La Corte in particolare precisa che ogni volta che le merci vengono trattenute all’atto della loro introduzione nel territorio doganale comunitario dalle autorità doganali e tributarie locali nella zona nella quale si trova il primo ufficio doganale situato alla frontiera esterna della Comunità e poi vengono contemporaneamente o successivamente distrutte dalle stesse autorità (dopo essere rimaste sempre in loro possesso), soddisfano la condizione di cui all’art.  33, primo comma, lett. d), del Codice doganale comunitario, per cui la relativa obbligazione doganale va considerata estinta.

Gli artt. 5, n. 1, terzo comma, e 6, n. 1, della direttiva del Consiglio 25 febbraio 1992, 92/12/CEE, relativa al regime generale, alla detenzione, alla circolazione ed ai controlli dei prodotti soggetti ad accisa (come modificata dalla direttiva del Consiglio 30 novembre 1996, 96/99/CE), devono poi essere interpretati nel senso che merci sequestrate da autorità doganali e tributarie locali all’atto della loro introduzione nel territorio della Comunità e contemporaneamente o successivamente distrutte da tali autorità, debbono considerarsi non importate nella Comunità, a condizione che non abbiano mai cessato di essere in possesso delle suddette autorità.
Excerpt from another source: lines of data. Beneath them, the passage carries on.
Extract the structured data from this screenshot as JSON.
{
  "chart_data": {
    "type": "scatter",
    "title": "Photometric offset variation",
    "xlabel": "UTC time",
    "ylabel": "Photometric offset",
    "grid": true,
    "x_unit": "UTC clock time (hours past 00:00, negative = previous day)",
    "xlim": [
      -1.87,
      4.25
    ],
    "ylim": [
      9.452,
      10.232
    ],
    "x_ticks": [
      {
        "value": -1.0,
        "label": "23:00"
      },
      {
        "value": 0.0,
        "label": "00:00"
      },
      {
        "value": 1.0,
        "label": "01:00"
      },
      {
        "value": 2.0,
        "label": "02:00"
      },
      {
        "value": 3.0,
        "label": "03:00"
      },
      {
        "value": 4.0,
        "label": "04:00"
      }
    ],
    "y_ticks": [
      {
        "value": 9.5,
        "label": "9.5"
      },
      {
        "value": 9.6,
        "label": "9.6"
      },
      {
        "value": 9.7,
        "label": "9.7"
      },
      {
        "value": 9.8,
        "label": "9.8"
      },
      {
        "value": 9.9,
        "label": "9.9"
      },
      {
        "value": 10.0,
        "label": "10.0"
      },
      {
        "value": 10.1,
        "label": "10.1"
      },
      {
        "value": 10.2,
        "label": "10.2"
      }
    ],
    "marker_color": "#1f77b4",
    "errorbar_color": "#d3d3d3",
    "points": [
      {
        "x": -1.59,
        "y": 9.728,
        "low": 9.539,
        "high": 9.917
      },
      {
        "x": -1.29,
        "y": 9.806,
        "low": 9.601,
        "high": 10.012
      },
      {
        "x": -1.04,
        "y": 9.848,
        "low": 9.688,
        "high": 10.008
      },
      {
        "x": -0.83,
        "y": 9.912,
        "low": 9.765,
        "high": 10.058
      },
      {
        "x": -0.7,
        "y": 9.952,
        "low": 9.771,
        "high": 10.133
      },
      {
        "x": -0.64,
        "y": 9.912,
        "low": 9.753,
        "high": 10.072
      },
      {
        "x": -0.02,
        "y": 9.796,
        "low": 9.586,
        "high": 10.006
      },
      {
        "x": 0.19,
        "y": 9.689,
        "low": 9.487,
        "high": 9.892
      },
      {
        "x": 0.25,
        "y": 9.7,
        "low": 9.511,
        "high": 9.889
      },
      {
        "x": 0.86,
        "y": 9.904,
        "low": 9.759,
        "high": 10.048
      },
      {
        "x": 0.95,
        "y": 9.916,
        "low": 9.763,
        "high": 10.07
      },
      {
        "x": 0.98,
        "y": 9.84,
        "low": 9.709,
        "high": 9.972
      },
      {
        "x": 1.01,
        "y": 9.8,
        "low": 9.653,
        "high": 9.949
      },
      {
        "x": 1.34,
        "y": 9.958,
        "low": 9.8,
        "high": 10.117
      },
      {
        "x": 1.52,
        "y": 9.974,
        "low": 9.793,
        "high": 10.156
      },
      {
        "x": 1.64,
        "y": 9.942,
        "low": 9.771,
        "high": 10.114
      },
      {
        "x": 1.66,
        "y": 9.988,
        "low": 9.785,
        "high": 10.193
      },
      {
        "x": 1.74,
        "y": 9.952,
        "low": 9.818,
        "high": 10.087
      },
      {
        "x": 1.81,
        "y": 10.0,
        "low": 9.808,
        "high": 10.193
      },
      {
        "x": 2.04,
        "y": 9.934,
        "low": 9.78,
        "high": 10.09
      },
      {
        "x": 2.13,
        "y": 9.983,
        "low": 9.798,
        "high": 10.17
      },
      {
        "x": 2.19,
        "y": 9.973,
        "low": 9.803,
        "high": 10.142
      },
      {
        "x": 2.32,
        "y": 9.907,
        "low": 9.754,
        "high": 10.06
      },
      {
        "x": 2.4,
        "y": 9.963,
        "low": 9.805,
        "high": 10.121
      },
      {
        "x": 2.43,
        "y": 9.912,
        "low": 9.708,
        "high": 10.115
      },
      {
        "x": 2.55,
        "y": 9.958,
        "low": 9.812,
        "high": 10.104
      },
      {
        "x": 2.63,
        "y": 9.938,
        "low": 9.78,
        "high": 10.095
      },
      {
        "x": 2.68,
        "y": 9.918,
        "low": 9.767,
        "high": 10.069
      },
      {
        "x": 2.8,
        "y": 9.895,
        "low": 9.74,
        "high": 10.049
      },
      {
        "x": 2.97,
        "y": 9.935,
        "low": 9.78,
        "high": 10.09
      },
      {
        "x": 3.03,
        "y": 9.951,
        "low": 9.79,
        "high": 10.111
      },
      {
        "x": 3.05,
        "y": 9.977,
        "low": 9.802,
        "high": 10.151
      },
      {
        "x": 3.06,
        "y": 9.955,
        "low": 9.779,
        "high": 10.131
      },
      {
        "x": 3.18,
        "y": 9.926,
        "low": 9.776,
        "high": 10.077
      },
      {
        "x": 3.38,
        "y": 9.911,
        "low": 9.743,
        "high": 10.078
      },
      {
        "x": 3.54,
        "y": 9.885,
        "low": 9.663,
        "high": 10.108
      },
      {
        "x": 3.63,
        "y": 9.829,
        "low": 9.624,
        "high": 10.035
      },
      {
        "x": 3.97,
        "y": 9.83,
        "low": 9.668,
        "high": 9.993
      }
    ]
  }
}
La conseguenza è dunque che in tale ipotesi, il fatto generatore dell’accisa non sorge. Le merci sequestrate dopo l’irregolare introduzione in tale territorio, cioè a partire dal momento in cui hanno lasciato la zona nella quale si trova il primo ufficio doganale ubicato all’interno del detto territorio, e contemporaneamente o successivamente distrutte dalle dette autorità senza aver mai cessato di essere in loro possesso, non debbono pertanto considerarsi «in sospensione dei diritti di accisa», ai sensi del combinato disposto di cui agli artt. 5, n. 2, primo comma, e 6, n. 1, lett. c), della detta direttiva nonché degli artt. 84, n. 1, lett. a), e 98 del regolamento n. 2913/92, come modificato dal regolamento n. 955/99, e dell’art. 867 bis delle disposizioni di applicazione del Codice Doganale comunitario, con la conseguenza che il fatto generatore dell’accisa su tali merci si verifica e quindi diventano esigibili le accise sulle medesime.

Gli artt. 2, punto 2, 7 e 10, n. 3, della sestadirettiva del Consiglio 17 maggio 1997,77/388/CEE, in materia di armonizzazione delle legislazioni degli Stati membri relative alle imposte sulla cifra di affari — Sistema comune di imposta sul valore aggiunto, devono inoltre essere interpretati nel senso che le merci sequestrate dalle autorità doganali e tributarie locali all’atto della loro introduzione nel territorio della Comunità e contemporaneamente o successivamente da esse distrutte, senza aver mai cessato di essere in loro possesso, debbono considerarsi non importate nella Comunità, con la conseguenza che nei loro confronti deve ritenersi che non si sia verificato il fatto generatore dell’IVA, per cui tale imposta non è esigibile. Tuttavia, il combinato disposto degli artt. 10, n. 3, secondo  omma, e 16, n. 1, parte B, lett. c), della detta direttiva nonché dell’art. 867 bis del regolamento n. 2454/93, come modificato dal regolamento n. 1662/1999, debbono essere interpretati nel senso che per le merci sequestrate dalle dette autorità dopo la loro irregolare introduzione nel detto territorio, cioè a partire dal momento in cui hanno lasciato la zona nella quale si trova il primo ufficio doganale ubicato all’interno del detto territorio, e contemporaneamente o successivamente distrutte dalle predette autorità senza aver mai cessato di essere in loro possesso, il fatto generatore dell’IVA si verifica e tale imposta diventa esigibile anche se le merci di cui trattasi vengono successivamente assoggettate ad un regime doganale.

Gli artt. 202, 215, nn. 1 e 3, e 217 del regolamento n. 2913/92, come modificato dal regolamento n. 955/1999, nonché gli artt. 7, n. 2, e 10, n. 3, della sesta direttiva 77/388, come modificata dalla direttiva 1999/85, devono infine essere interpretati nel senso che le autorità dello Stato membro situato alla frontiera esterna della Comunità attraverso la quale sono state irregolarmente introdotte merci nel territorio doganale comunitario sono competenti a riscuotere l’obbligazione doganale e l’imposta sul valore aggiunto anche se tali merci sono state successivamente instradate in un altro Stato membro dove sono state scoperte e quindi sequestrate. Gli artt. 6, n. 1, e 7, n. 1, della direttiva 92/12, come modificata dalla direttiva 96/99, devono essere interpretati nel senso che le autorità di quest’ultimo Stato membro sono competenti a riscuotere i diritti di accisa, sempreché tali merci siano detenute a fini commerciali. Spetta al giudice del rinvio stabilire se tale condizione sia soddisfatta nella causa per la quale è stato adito.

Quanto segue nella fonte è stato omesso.